When they bring up socialization, I usually say, “Well, when I look back on my years in public school, I don’t really think it was the most enriching experience of my life. When YOU think back to YOUR years in public school, how many of the people that you knew there would you describe as socially well-adjusted?”
Then they usually begin to see it my way. 🙂
Inga says
The best response to the socialization question I have ever seen was on a different h/s blog: “I’ve seen the village, and I don’t want it raising my child!”
Jamie (@va_grown) says
The socialization argument against homeschooling is without a doubt the most ridiculous to me. How in the world did someone decide that spending 6-9 hours a day within your exact age/peer group with minimal adult interaction and/or supervision would create well socialized and mature youths?
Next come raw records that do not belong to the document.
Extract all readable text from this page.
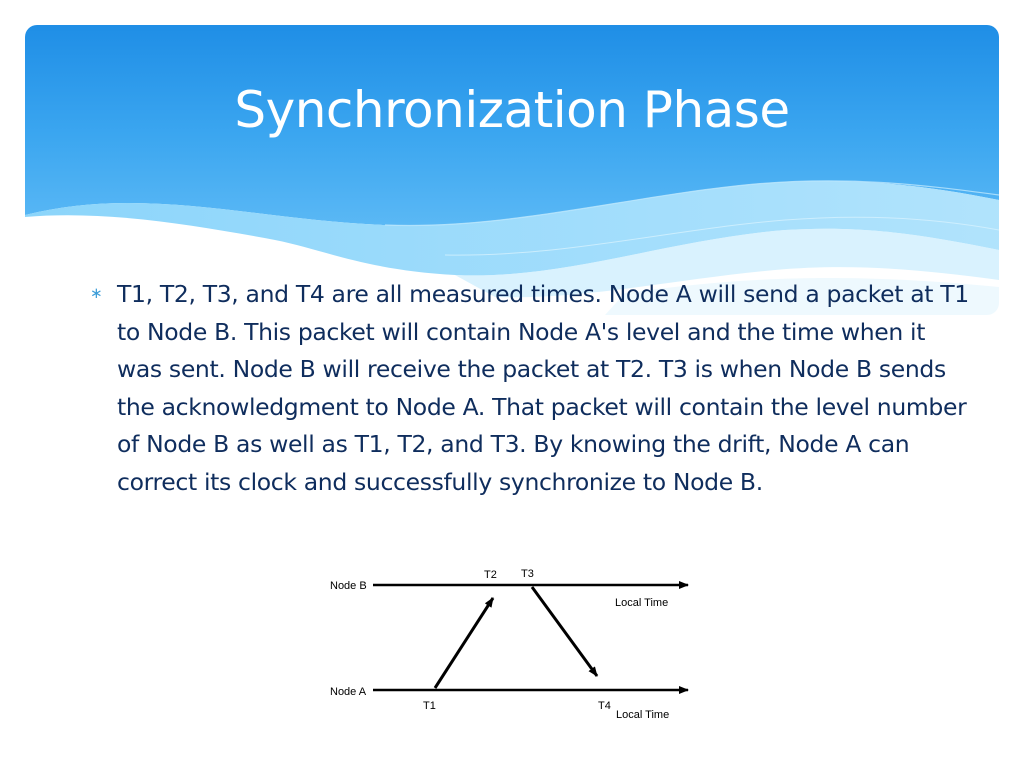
Synchronization Phase
∗ T1, T2, T3, and T4 are all measured times. Node A will send a packet at T1 to Node B. This packet will contain Node A's level and the time when it was sent. Node B will receive the packet at T2. T3 is when Node B sends the acknowledgment to Node A. That packet will contain the level number of Node B as well as T1, T2, and T3. By knowing the drift, Node A can correct its clock and successfully synchronize to Node B.

Node B
Node A
T2 T3
Local Time
T1	T4
Local Time
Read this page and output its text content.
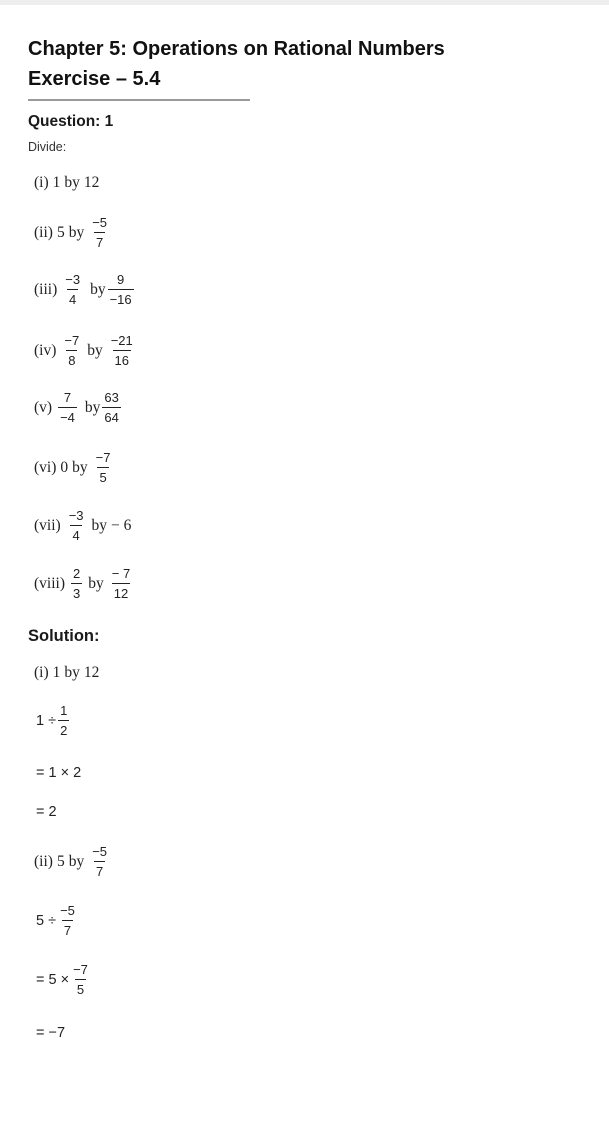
Chapter 5: Operations on Rational Numbers
Exercise – 5.4
Question: 1
Divide:
(i) 1 by 12
(ii) 5 by $\frac{-5}{7}$
$(iii) \frac{-3}{4}$ by $\frac{9}{-16}$
$(iv) \frac{-7}{8}$ by $\frac{-21}{16}$
$(v) \frac{7}{-4}$ by $\frac{63}{64}$
(vi) 0 by $\frac{-7}{5}$
$(vii) \frac{-3}{4}$ by − 6
(viii) $\frac{2}{3}$ by $\frac{- 7}{12}$
Solution:
(i) 1 by 12
$1 \div \frac{1}{2}$
= 1 × 2
= 2
(ii) 5 by $\frac{-5}{7}$
$5 \div \frac{-5}{7}$
= $5 \times \frac{-7}{5}$
= −7
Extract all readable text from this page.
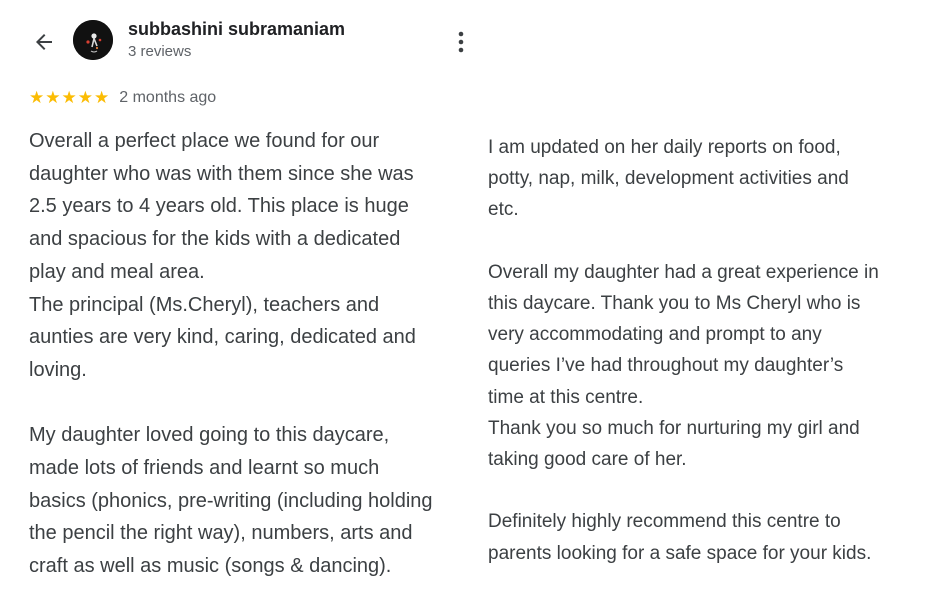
subbashini subramaniam
3 reviews
★ ★ ★ ★ ★ 2 months ago

Overall a perfect place we found for our

daughter who was with them since she was

2.5 years to 4 years old. This place is huge

and spacious for the kids with a dedicated

play and meal area.

The principal (Ms.Cheryl), teachers and

aunties are very kind, caring, dedicated and

loving.

My daughter loved going to this daycare,

made lots of friends and learnt so much

basics (phonics, pre-writing (including holding

the pencil the right way), numbers, arts and

craft as well as music (songs & dancing).

I am updated on her daily reports on food,

potty, nap, milk, development activities and

etc.

Overall my daughter had a great experience in

this daycare. Thank you to Ms Cheryl who is

very accommodating and prompt to any

queries I’ve had throughout my daughter’s

time at this centre.

Thank you so much for nurturing my girl and

taking good care of her.

Definitely highly recommend this centre to

parents looking for a safe space for your kids.
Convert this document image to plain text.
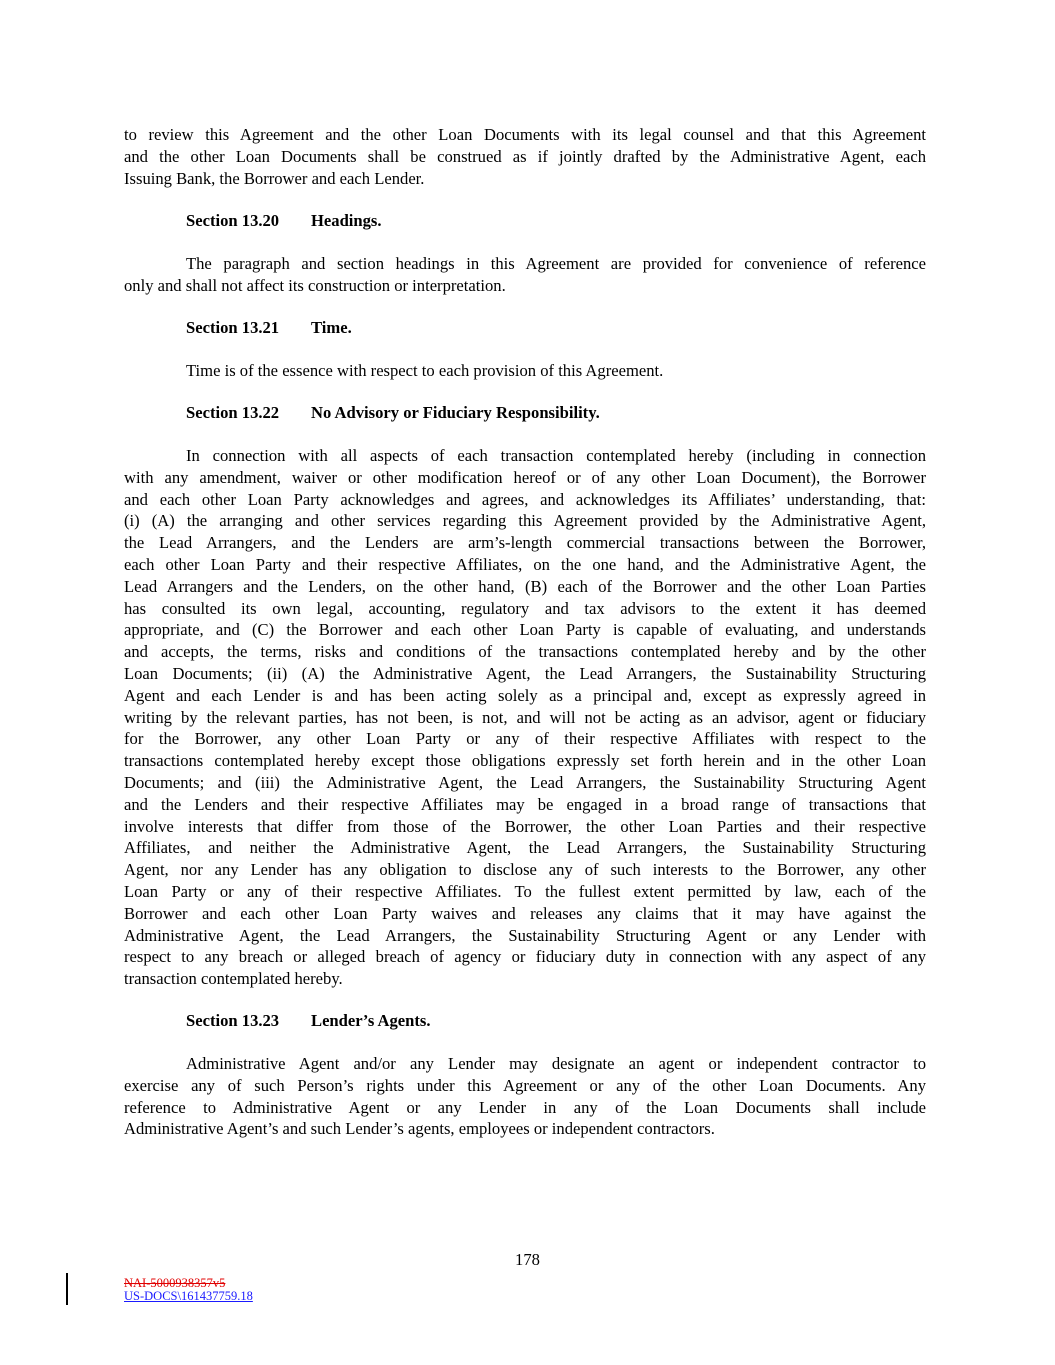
to review this Agreement and the other Loan Documents with its legal counsel and that this Agreement
and the other Loan Documents shall be construed as if jointly drafted by the Administrative Agent, each
Issuing Bank, the Borrower and each Lender.
Section 13.20 Headings.
The paragraph and section headings in this Agreement are provided for convenience of reference
only and shall not affect its construction or interpretation.
Section 13.21 Time.
Time is of the essence with respect to each provision of this Agreement.
Section 13.22 No Advisory or Fiduciary Responsibility.
In connection with all aspects of each transaction contemplated hereby (including in connection
with any amendment, waiver or other modification hereof or of any other Loan Document), the Borrower
and each other Loan Party acknowledges and agrees, and acknowledges its Affiliates’ understanding, that:
(i) (A) the arranging and other services regarding this Agreement provided by the Administrative Agent,
the Lead Arrangers, and the Lenders are arm’s-length commercial transactions between the Borrower,
each other Loan Party and their respective Affiliates, on the one hand, and the Administrative Agent, the
Lead Arrangers and the Lenders, on the other hand, (B) each of the Borrower and the other Loan Parties
has consulted its own legal, accounting, regulatory and tax advisors to the extent it has deemed
appropriate, and (C) the Borrower and each other Loan Party is capable of evaluating, and understands
and accepts, the terms, risks and conditions of the transactions contemplated hereby and by the other
Loan Documents; (ii) (A) the Administrative Agent, the Lead Arrangers, the Sustainability Structuring
Agent and each Lender is and has been acting solely as a principal and, except as expressly agreed in
writing by the relevant parties, has not been, is not, and will not be acting as an advisor, agent or fiduciary
for the Borrower, any other Loan Party or any of their respective Affiliates with respect to the
transactions contemplated hereby except those obligations expressly set forth herein and in the other Loan
Documents; and (iii) the Administrative Agent, the Lead Arrangers, the Sustainability Structuring Agent
and the Lenders and their respective Affiliates may be engaged in a broad range of transactions that
involve interests that differ from those of the Borrower, the other Loan Parties and their respective
Affiliates, and neither the Administrative Agent, the Lead Arrangers, the Sustainability Structuring
Agent, nor any Lender has any obligation to disclose any of such interests to the Borrower, any other
Loan Party or any of their respective Affiliates. To the fullest extent permitted by law, each of the
Borrower and each other Loan Party waives and releases any claims that it may have against the
Administrative Agent, the Lead Arrangers, the Sustainability Structuring Agent or any Lender with
respect to any breach or alleged breach of agency or fiduciary duty in connection with any aspect of any
transaction contemplated hereby.
Section 13.23 Lender’s Agents.
Administrative Agent and/or any Lender may designate an agent or independent contractor to
exercise any of such Person’s rights under this Agreement or any of the other Loan Documents. Any
reference to Administrative Agent or any Lender in any of the Loan Documents shall include
Administrative Agent’s and such Lender’s agents, employees or independent contractors.
178
NAI-5000938357v5
US-DOCS\161437759.18
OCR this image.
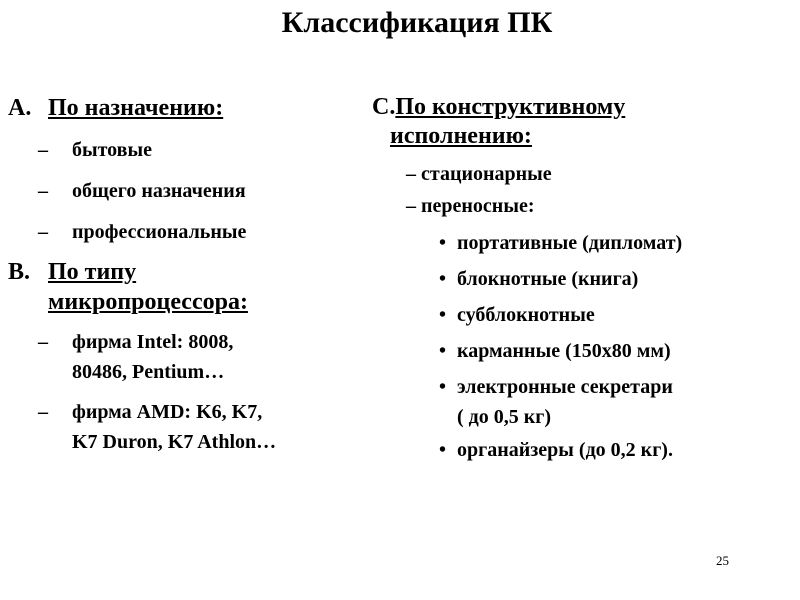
Классификация ПК
A. По назначению:
–	бытовые
–	общего назначения
–	профессиональные
B. По типу
микропроцессора:
–	фирма Intel: 8008,
80486, Pentium…
–	фирма AMD: K6, K7,
K7 Duron, K7 Athlon…
C.По конструктивному
исполнению:
– стационарные
– переносные:
• портативные (дипломат)
• блокнотные (книга)
• субблокнотные
• карманные (150х80 мм)
• электронные секретари
( до 0,5 кг)
• органайзеры (до 0,2 кг).
25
It’s just ludicrous to think that 12 year old surrounded by other 12 years olds all. day. long. are more socially adept than children that are within age-integrated family units on a regular basis.
MacKenzie says
I was homeschooled from 1st grade until I graduated high school and often had to fend off questions from adults about socialization – and yes, I see the irony in that! We aren’t homeschoolers yet (my oldest is about to turn 2 and my “youngest” is due in September 🙂 but we already have that mindset and friends and family assume we will be and have asked about the big “S word.” I find it even harder to answer know because everything seems sarcastic and snippy even if I don’t mean it to be because my easiest reply is “Am I really that weird but I just don’t know it?”